The other two questions intimately linked to this problem concern the informed consent obtained from the patients. According to this study all patients were suitably informed and consented to participation in the clinical trial. We should first ask, however, whether the intensive coronary care unit where a patient is being treated for an imminent life-endangering situation is the appropriate place to solicit consent for a randomised clinical trial. But even more importantly, what kind of information was given once the trial was well under way? At the start of the trial only limited information as to risks and expectations could be given to the patient, based on prior knowledge of the problem. Yet, as the trial advanced, the results already obtained would show a tendency towards primary angioplasty as the better option, simply because survival is better. Was this information given to voluntary participants at that time? We doubt that it is morally right not to inform the patient that an option exists that may be considered to prevent almost 75% of deaths in the first few hours following an infarction and approximately 60% in a six-month period following that time.

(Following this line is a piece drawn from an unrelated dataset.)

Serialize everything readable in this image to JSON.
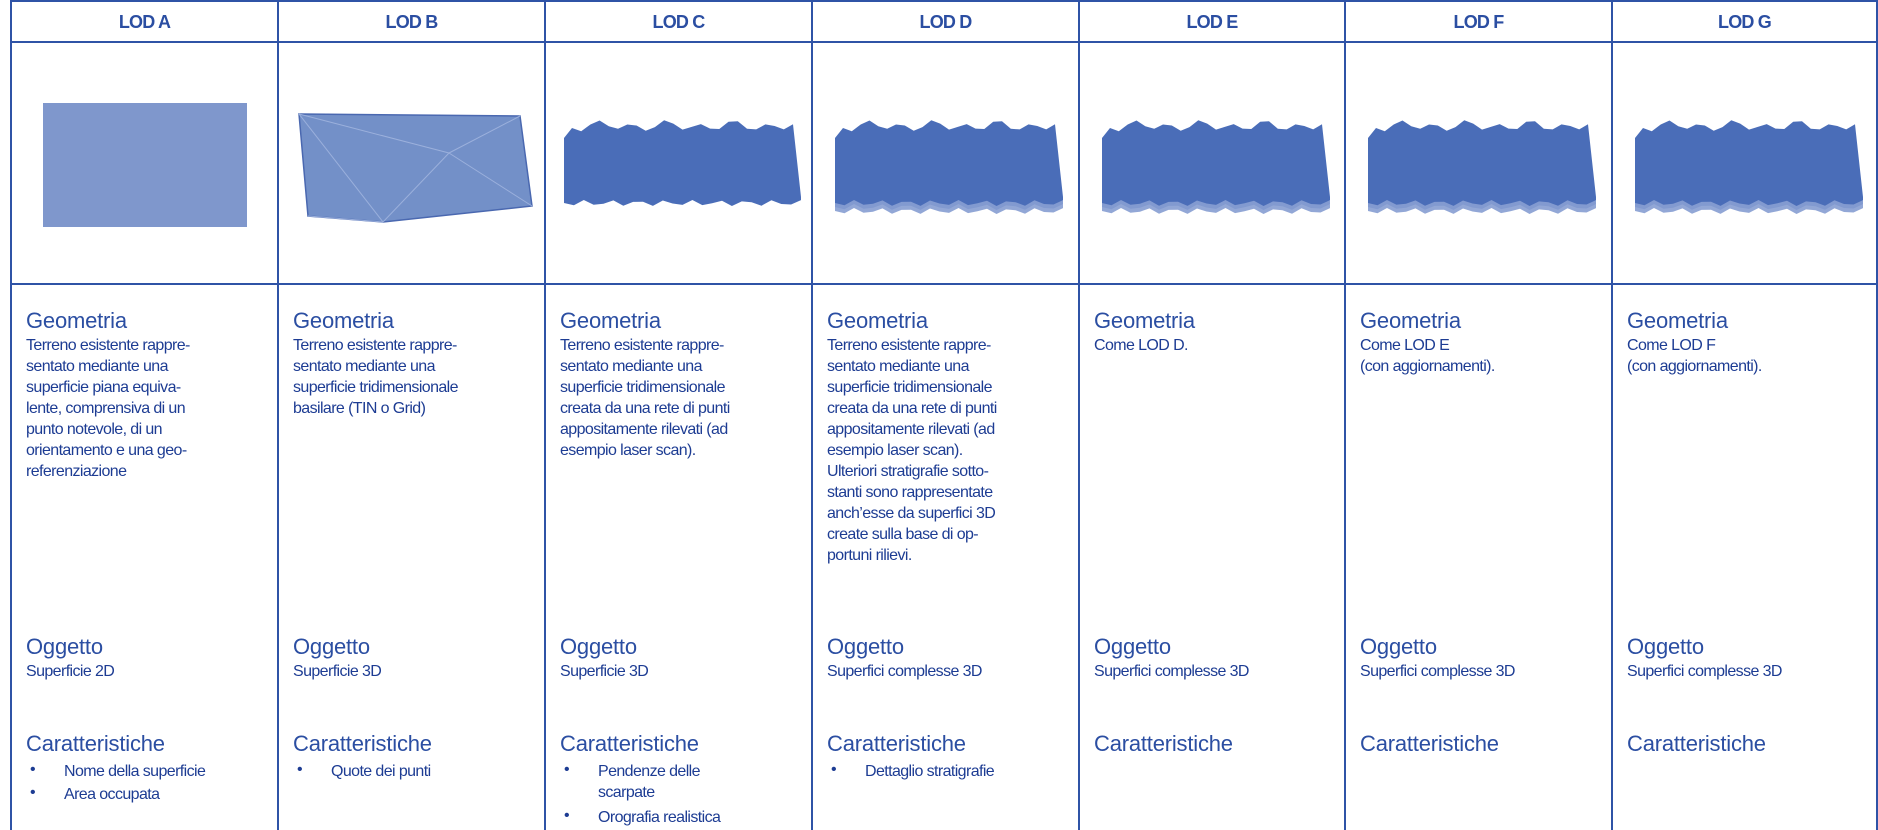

Advances in medicine are certainly desirable and these are necessarily linked to clinical research; yet there are times when fundamental ethical and medical principles—the traditional Hippocratic oath or more recent interpretations such as the Oviedo agreement—are faced with an ethical dilemma.8 The case described here is surely one in which no clinician should abandon the responsibility of thinking and analysing the clinical trial situation, because we are primarily responsible for safeguarding the health and survival of people under our care.
Fernando Verdú-Pascual, MD, PhD, is Professor of Legal Medicine, the University of Valencia, Spain. Ana Castelló-Ponce, PhD, Sci, is a Biochemist in the Department of Legal Medicine, College of Medicine and Odontology, at the same university.